Christophe Miossec : Ouais, ouais. Il y avait d’un côté vouloir faire le boulot le plus simple possible avec des instruments qu’on avait sous la main. J’avais un groupe quand j’étais adolescent. Il y a des trucs qui me rattachaient un peu à ça.

Baptiste Pégurier : Vous avez peut-être mis 30ans à écrire ce premier album, et donc beaucoup moins pour les suivants, qu’est-ce qui est le plus dur à faire ? Est-ce que c’est plus simple ou plus dur d’écrire sous la contrainte ?

Christophe Miossec : Une fois que le premier disque est fait, on devient professionnel entre guillemets. Ça veut dire qu’on a tout notre temps pour faire ça. Avant Boire, il fallait que je bosse pour gagner ma croûte. Donc ça limite aussi les mouvements, les moments de boulot.

Simon Pégurier : Vous écrivez divinement bien. Les paroles sont incroyablement belles. D’ailleurs, j’ai un petit bouquin à la maison avec un recueil des textes. Vous n’avez jamais eu l’envie d’aller plus loin sur l’écriture ? C’est à dire écrire des romans, des livres, des poésies ?
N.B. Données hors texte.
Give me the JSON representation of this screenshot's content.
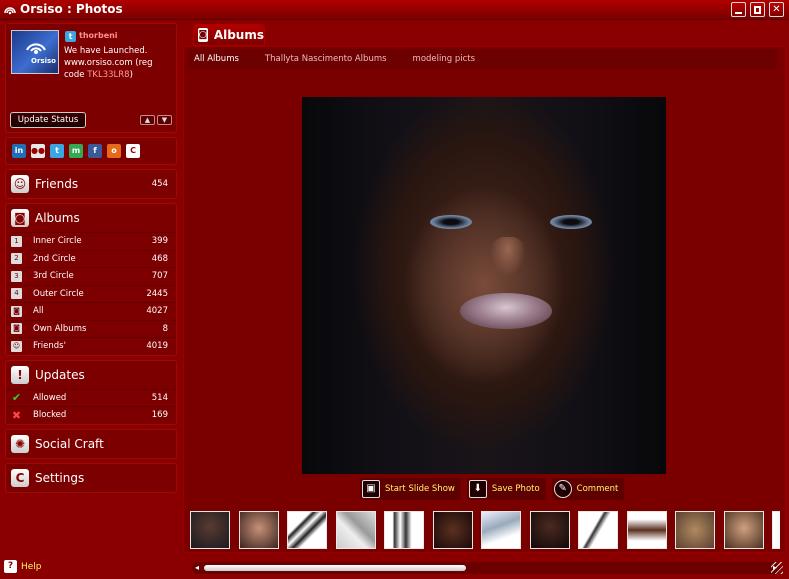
{
  "app": {
    "title": "Orsiso : Photos",
    "help_label": "Help"
  },
  "window_controls": [
    "minimize",
    "restore",
    "close"
  ],
  "status": {
    "username": "thorbeni",
    "avatar_label": "Orsiso",
    "message": "We have Launched. www.orsiso.com (reg code ",
    "reg_code": "TKL33LR8",
    "message_end": ")",
    "update_label": "Update Status"
  },
  "social_icons": [
    {
      "name": "linkedin-icon",
      "glyph": "in",
      "color": "#1e6fb5"
    },
    {
      "name": "flickr-icon",
      "glyph": "●●",
      "color": "#e8e8e8"
    },
    {
      "name": "twitter-icon",
      "glyph": "t",
      "color": "#3ba7e2"
    },
    {
      "name": "myspace-icon",
      "glyph": "m",
      "color": "#34a853"
    },
    {
      "name": "facebook-icon",
      "glyph": "f",
      "color": "#3b5998"
    },
    {
      "name": "orkut-icon",
      "glyph": "o",
      "color": "#e46a1a"
    },
    {
      "name": "orsiso-icon",
      "glyph": "C",
      "color": "#ffffff"
    }
  ],
  "friends": {
    "label": "Friends",
    "count": "454"
  },
  "albums": {
    "label": "Albums",
    "items": [
      {
        "label": "Inner Circle",
        "count": "399"
      },
      {
        "label": "2nd Circle",
        "count": "468"
      },
      {
        "label": "3rd Circle",
        "count": "707"
      },
      {
        "label": "Outer Circle",
        "count": "2445"
      },
      {
        "label": "All",
        "count": "4027"
      },
      {
        "label": "Own Albums",
        "count": "8"
      },
      {
        "label": "Friends'",
        "count": "4019"
      }
    ]
  },
  "updates": {
    "label": "Updates",
    "items": [
      {
        "label": "Allowed",
        "count": "514"
      },
      {
        "label": "Blocked",
        "count": "169"
      }
    ]
  },
  "social_craft": {
    "label": "Social Craft"
  },
  "settings": {
    "label": "Settings"
  },
  "main": {
    "tab_label": "Albums",
    "subtabs": [
      "All Albums",
      "Thallyta Nascimento Albums",
      "modeling picts"
    ],
    "actions": {
      "slideshow": "Start Slide Show",
      "save": "Save Photo",
      "comment": "Comment"
    }
  },
  "thumbnails_count": 13
}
Christophe Miossec : Devenir sérieux quoi, il serait temps (rire). Non, non. Ben, j’ai travaillé chez Gallimard avant mes 30 balais. J’ai fait nègre (ndlr : écrivain payé pour écrire un livre pour une personne qui le signe de son nom) entre guillemets pour des bouquins. Du coup le milieu de l’édition tout ça je connais et je n’ai pas envie d’y revenir, je ne me vois pas dans une salle municipale à dédicacer des bouquins.

Simon Pégurier : Mais d’ailleurs à l’époque, je vous avais demandé de dédicacer un de vos disques et la dédicace était ironique. Vous m’aviez mis : « Ce que tu me demandes est ridicule ».

Christophe Miossec : C’est ça, ça fait une dédicace.

Baptiste Pégurier : C’est moi qui ai hérité des CD dédicacés maintenant.

II me semble que ça fait peut-être deux ans que cette tournée était programmée vu qu’elle l’était avant le Covid. Est-ce que s’est compliqué de reprendre une tournée après un an ou deux, en plus avec les mêmes musiciens et les mêmes chansons.

Christophe Miossec : Oh non, l’envie est plus grande en fait. Non, ce n’est pas compliqué. Parce que pendant toute cette interruption tous les musiciens qui vivent de leurs musiques ont pu mesurer la chance qu’ils avaient de faire ce boulot. Et puis, c’est vrai que depuis le Covid il y a un accueil qui est assez étonnant partout, ça fait plaisir

Baptiste Pégurier : Mais, est ce qu’il y a une plus grande pression ?

Christophe Miossec : Bah ouais, la pression de pas décevoir c’est ça.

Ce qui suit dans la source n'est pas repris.